Later on, the same research group extended the above-mentioned asymmetric Cu(I)-catalyzed cycloaddition for the efficient preparation of enantiomerically-enriched C5-substituted azomethine imines 5 through kinetic resolution of their racemic mixtures (Scheme 2) [14]. The catalytic reaction of racemic azomethine imines 5 with ethyl propiolate in the presence of the previously used chiral phosphaferrocene-oxazoline ligand L2a was less efficient in kinetic resolution than the reaction performed with the catalytic system comprising CuI and ligand L4 bearing a bigger phenyl group on the oxazoline moiety. The employment of ligand L4 furnished a two-times higher selectivity factor s (s = rate of fast-reacting enantiomer/rate of slow-reacting enantiomer) than of ligand L2a (49 vs. 27) and allowed the use of even lower catalyst loading (1 mol % vs. 5 mol %). While C4-substituted (e.g., R = cyclohexyl) azomethine imine provided very low selectivity (s < 2) in kinetic resolution, a variety of C5-substituted dipoles can be effectively resolved by Cu/L4-catalyzed cycloadditions with ester- or amide-substituted alkyne. With this new catalyst system, they succeeded in preparing highly enanatio-enriched azomethine imines (ee’s up to 99%), which have a benzylidene, a heteroaryl methylidene, an alkenylidene or a cycloalkylidene substituent at the N1 of the dipole 5. Enantiomerically-pure azomethine imines 5 prepared in these kinetic resolutions served as precursors for the synthesis of useful pyrazolidinone derivatives 6, 7 and 8.
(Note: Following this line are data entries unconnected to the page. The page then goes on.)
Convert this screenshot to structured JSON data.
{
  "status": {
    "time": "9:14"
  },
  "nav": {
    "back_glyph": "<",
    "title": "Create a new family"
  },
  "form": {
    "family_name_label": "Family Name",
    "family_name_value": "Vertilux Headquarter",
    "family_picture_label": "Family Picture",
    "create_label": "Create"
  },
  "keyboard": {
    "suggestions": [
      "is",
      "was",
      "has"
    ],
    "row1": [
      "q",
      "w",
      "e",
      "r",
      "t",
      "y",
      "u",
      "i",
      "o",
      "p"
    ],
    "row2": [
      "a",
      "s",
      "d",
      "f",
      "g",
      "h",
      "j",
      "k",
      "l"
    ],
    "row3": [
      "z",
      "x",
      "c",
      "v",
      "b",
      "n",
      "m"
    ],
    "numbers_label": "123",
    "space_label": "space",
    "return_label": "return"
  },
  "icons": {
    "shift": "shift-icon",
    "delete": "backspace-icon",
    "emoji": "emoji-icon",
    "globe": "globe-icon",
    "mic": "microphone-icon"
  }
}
Arai et al. developed a chiral (S,S,S,S)-bis(imidazolidine)pyridine ligand L5 (Py-Bidine) and used it in the catalytic asymmetric cycloaddition of cyclic aryl-azomethine imines 9 with alkyl propiolates (Scheme 3) [20]. The best catalytic system, in terms of activity and enantioselectivity, turned out to be the combination of L5 and CuOAc as a source of Cu+ ions, which provided quantitative yield and 60% ee of the corresponding (R)-cycloadduct 10 (Ar = Ph, R = Et, R1 = H) in the reaction of 2-benzylidene-5-oxopyrazolidin-2-ium-1-ide with ethyl propiolate at room temperature. Lowering the reaction temperature (r.t. → –20 °C) and the addition of base N,N-diisopropylethylamine (DIPEA) significantly improved enantioselectivity in CH2Cl2 (60% ee → 74% ee). Examination of different solvents, from nonpolar to polar protic and aprotic (PhMe, EtOH, THF, 1,4-dioxane, MeCN, CH2Cl2), revealed only a slight solvent effect on the reaction with the exception of MeCN, in which a low chemical yield of the product was obtained. Interestingly, while the use of Cu(I) salts is believed to be crucial for the formation of copper acetylide as a reactive dipolarophile, Cu(II) salts also exhibited significant activity in the presence of ligand L5. The authors also proposed a mode of action of the catalyst Cu(I)-L5 responsible for assuring an asymmetric [3+2] cycloaddition reaction. The in situ generated copper acetylide first coordinates to the (S,S,S,S)-Py-Bidine ligand to which (Z)-azomethine imine 9 approaches from an upper-side. Because the enantio-faces of the azomethine imine are differentiated on the molecular surface of the (S,S,S,S)-(Py-Bidine)–Cu complex, a suitable combination of catalyst and substrate is necessary for a high efficiency. Consequently, the azomethine imine 9 approaches in such a way as to minimize the non-bonded repulsion between the phenyl ring of the Py-Bidine and the aromatic ring of the azomethine imine (model A) resulting in bicyclic product 10 with R configuration. On the other hand, as presented in model B, steric repulsion between phenyl groups prevents the formation of the opposite (S)-enantiomer. Although the enantiomeric excesses of the bicyclic pyrazolo[1,2-a]pyrazolone products 10 were moderate (32–74%), this newly-designed ligand L5 has high potential for further development of chiral ligands to promote asymmetric [3+2] cycloaddition reactions.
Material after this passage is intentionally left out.